The Supreme Court on Tuesday rejected Florida's attempt to sue California and Washington state over their policies allowing commercial driver's licenses for truckers who don't speak English and are not authorized to be in the United States, declining to wade into a politically charged dispute over state immigration enforcement and public safety regulations.

The case emerged from a crash in Florida last year that killed three people. The driver, Harjinder Singh, is accused of making an illegal U-turn that caused the accident. Singh, who is from India, was carrying a valid commercial driver's license from California and had earlier been granted one by Washington state.

Interstate Conflict Over Licensing Standards

Republican-led Florida accused the Western states, led by Democrats, of openly defying immigration laws and asked the justices to rule that states lack the authority to issue CDLs to people who are not citizens or legal permanent residents. The lawsuit represented an unusual attempt to use the Supreme Court's original jurisdiction—its power to hear disputes directly between states—to challenge another state's regulatory decisions.

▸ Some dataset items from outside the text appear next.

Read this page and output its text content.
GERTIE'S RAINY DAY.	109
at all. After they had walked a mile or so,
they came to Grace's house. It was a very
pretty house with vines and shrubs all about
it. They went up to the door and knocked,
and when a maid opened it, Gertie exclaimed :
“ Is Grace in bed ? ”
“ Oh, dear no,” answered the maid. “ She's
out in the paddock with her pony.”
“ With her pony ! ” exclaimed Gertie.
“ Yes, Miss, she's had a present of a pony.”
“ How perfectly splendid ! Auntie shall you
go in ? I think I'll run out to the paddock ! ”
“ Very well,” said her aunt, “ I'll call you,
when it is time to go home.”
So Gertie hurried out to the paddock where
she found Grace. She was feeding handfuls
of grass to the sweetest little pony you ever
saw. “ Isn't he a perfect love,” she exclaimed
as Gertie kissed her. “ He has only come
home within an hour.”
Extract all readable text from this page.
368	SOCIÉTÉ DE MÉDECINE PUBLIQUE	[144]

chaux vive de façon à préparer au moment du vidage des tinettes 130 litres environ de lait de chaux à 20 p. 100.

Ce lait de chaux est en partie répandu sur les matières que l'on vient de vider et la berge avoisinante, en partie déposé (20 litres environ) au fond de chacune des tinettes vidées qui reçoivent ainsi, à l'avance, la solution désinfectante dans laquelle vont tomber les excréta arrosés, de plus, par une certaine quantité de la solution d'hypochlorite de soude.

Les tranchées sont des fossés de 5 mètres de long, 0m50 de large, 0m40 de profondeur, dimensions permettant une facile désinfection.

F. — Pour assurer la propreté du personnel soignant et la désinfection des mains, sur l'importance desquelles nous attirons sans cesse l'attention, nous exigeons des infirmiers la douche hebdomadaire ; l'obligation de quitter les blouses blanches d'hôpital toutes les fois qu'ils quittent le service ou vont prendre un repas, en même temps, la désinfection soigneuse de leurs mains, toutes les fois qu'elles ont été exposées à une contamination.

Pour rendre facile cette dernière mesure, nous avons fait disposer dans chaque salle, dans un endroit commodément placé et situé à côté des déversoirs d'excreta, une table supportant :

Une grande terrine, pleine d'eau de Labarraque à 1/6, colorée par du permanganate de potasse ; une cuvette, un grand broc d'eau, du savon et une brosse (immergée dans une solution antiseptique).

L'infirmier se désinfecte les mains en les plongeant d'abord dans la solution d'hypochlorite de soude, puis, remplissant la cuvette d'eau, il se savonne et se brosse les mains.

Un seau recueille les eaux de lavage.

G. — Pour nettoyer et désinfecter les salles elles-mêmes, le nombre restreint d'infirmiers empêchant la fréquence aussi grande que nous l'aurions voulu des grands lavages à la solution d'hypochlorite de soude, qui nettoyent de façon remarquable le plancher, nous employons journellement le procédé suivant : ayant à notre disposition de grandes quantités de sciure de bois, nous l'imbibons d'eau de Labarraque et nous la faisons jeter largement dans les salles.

The Supreme Court typically hears appeals of lower-court decisions, but it sometimes takes on what are known as original lawsuits in which states sue each other in the nation's highest court. Justices Clarence Thomas and Samuel Alito dissented from Tuesday's order, as they often do when the court rejects an original lawsuit, saying that the court has no choice but to hear such cases.

Federal Policy in Flux

The rejection comes as immigration and transportation policy remain in flux at the federal level. Separately, a federal appeals court has blocked a Trump administration proposal to impose new restrictions that would severely limit which immigrants can get commercial driver's licenses to drive a semitrailer truck or bus. That proposal would have created a uniform federal standard restricting access to commercial licenses, potentially overriding state-level policies that have allowed immigrants without legal status to obtain the credentials needed to work in the trucking industry.

The competing approaches reflect a fundamental tension over how states balance public safety concerns, workforce needs, and immigration enforcement. California and Washington have maintained that their licensing systems include safety testing and ensure that all drivers on the road meet competency standards, regardless of immigration status. Florida's lawsuit framed the issue as one of states circumventing federal immigration law by granting privileges to individuals not authorized to be in the country.

The court's decision to decline the case means that states retain the authority to set their own standards for commercial driver's licenses, at least for now, pending any future federal legislation or regulatory action that might establish nationwide requirements.

Why This Matters:

The Supreme Court's rejection preserves state-level discretion over commercial licensing at a time when the trucking industry faces significant workforce shortages and immigrant workers fill critical gaps in the transportation sector. The decision affects thousands of immigrant truck drivers who contribute to the supply chain while living in legal limbo, and it highlights the unresolved tension between state regulatory authority and federal immigration enforcement. For families like those who lost loved ones in the Florida crash, the ruling leaves unaddressed questions about whether uniform federal safety and licensing standards might prevent future tragedies. The blocked Trump administration restrictions suggest that courts may be skeptical of efforts to use commercial licensing as an immigration enforcement tool, but the underlying policy questions about worker protections, public safety, and immigrant rights remain contested across state lines.